By Calvin Biesecker
Amid disagreements between the Department of Homeland Security and some members of Congress and state and local politicians over whether the nation’s border regions are becoming more secure, Homeland Security Secretary Janet Napolitano has directed her department to develop new metrics to measure security and quality of life along the nation’s southwest border.
Napolitano told a Senate committee that the new “index” is being developed by Customs and Border Protection (CBP) and will include various law enforcement and third party data. The agency is also “convening a group of independent third party representatives to evaluate and refine any such index,” she said.

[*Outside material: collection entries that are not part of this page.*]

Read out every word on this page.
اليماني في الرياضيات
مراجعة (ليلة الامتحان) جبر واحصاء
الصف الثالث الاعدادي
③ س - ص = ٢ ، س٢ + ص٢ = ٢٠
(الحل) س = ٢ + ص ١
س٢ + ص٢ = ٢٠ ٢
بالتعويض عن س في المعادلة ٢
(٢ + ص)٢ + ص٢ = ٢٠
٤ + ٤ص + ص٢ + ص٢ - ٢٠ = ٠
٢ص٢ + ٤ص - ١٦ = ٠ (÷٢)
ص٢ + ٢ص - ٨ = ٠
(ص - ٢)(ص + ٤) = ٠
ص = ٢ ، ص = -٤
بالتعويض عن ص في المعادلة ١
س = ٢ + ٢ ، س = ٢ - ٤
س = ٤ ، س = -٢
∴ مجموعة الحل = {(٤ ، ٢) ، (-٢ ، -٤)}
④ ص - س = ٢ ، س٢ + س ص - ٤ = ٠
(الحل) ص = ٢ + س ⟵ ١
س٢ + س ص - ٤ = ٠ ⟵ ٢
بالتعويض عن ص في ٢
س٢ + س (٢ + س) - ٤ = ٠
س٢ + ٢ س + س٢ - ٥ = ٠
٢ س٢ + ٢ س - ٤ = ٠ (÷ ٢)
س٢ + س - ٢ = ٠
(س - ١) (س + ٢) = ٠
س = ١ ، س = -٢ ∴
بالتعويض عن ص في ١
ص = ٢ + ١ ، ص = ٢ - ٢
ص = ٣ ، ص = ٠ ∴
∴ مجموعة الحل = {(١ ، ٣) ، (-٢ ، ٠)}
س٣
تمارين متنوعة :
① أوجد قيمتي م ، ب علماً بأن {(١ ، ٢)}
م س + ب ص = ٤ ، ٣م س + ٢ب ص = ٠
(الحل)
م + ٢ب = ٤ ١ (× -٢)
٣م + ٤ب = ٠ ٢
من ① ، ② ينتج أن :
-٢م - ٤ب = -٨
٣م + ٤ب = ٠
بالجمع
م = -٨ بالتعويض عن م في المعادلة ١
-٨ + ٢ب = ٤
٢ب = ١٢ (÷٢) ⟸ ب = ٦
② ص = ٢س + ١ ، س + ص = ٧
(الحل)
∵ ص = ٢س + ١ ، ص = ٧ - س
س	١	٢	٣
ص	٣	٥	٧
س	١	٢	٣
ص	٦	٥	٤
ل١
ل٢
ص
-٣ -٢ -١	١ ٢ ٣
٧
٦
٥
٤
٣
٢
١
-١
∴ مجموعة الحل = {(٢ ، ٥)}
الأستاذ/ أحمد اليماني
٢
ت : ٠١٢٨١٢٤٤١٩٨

Sen. Joseph Lieberman (I/D-Conn.), chairman of the Homeland Security and Governmental Affairs Committee, welcomed Napolitano’s announcement as “significant,” saying that will “inform the debate” over border security and maybe “create a foundation” for tackling immigration reform. Napolitano agreed, saying there is a “linkage” between policies around legal immigration and border security, a position that was also favored by the Bush administration.
Some in Congress and DHS have been at odds this year over how to measure operational control of the border, the definition of which was put forth in a 2006 congressional law calling for more physical fencing along the southwest border. Lieberman, quoting the Secure Fence Act of 2006, said that operational control is defined as “‘the prevention of all unlawful entries into the U.S., including entries by terrorists, other unlawful aliens, instruments of terrorism, narcotics and other contraband.'”
However, Lieberman noted that Napolitano and former DHS Secretaries Michael Chertoff and Tom Ridge have all said that achieving total operational control of the border is an “unreachable goal.”
The dispute over whether DHS is making progress in achieving operational control of the border was fueled largely with the release this year of a report by the Government Accountability Office that said only 32 of 4,000 miles of northern border were under operational control by the Border Patrol (Defense Daily, Feb. 2).
Since then, DHS officials have been saying that operational control is a “limited term of art” and that the fact that declining apprehensions of illegal immigrants, the deployment of additional personnel and technological resources to the border regions, in particular the southwest border, increased seizures of illegal drugs, weapons and cash, and other statistical indicators are showing that the nation’s borders are increasingly more secure.
But Napolitano said yesterday that while the current definition of operational control is “archaic” and “doesn’t reflect the reality of what is happening at the border,” more than just traditional measures are needed. These measures will include the impact of illegal border crossing on quality of life, and may include statistics such as traffic accidents involving illegal aliens or narcotics smugglers and impacts on property values, she said.
She said the index must be based on both “qualitative and quantitative” factors that are reliable and validated, complete and transparent, and also based on the “priorities” of border communities.
Napolitano said that it’s not decided whether there will be an index for the northern border and that any index would likely be applied “sector by sector,” referring to how the Border Patrol divvies up the border areas it patrols.
On other matters, Napolitano said that intelligence gathered by U.S. Special Forces who raided Osama bin Laden’s hideout in Pakistan on Sunday is already being shared with the Counter-Terrorism Advisory Board, which makes recommendations to her about whether to raise the threat level of the National Terrorism Advisory System (NTAS).
So far, Napolitano has decided against elevating the threat level, which requires either information of a credible or credible, specific and impending terrorist threat against the United States. The heightened alerts under the NTAS are designated either elevated threat or imminent threat.
Sen. Susan Collins (R-Maine), ranking member of the committee, said she is concerned about attempts by al Qaeda to retaliate for bin Laden’s death and would prefer that the NTAS threat level be increased “to acknowledge that we are in a situation where we are at risk.”
Napolitano said that there is already a baseline level of alert and that additional information is being supplied to the law enforcement community and private sector.
“I think we want to be careful here,” Napolitano said. “We don’t want to say because we suspect, and reasonably so, that at some point there may be retaliation that we go ahead and put the nation into an alert status without more information than we currently have. That could change today, it could change tonight, it could change tomorrow but the whole idea behind the new system is we’re always on alert.”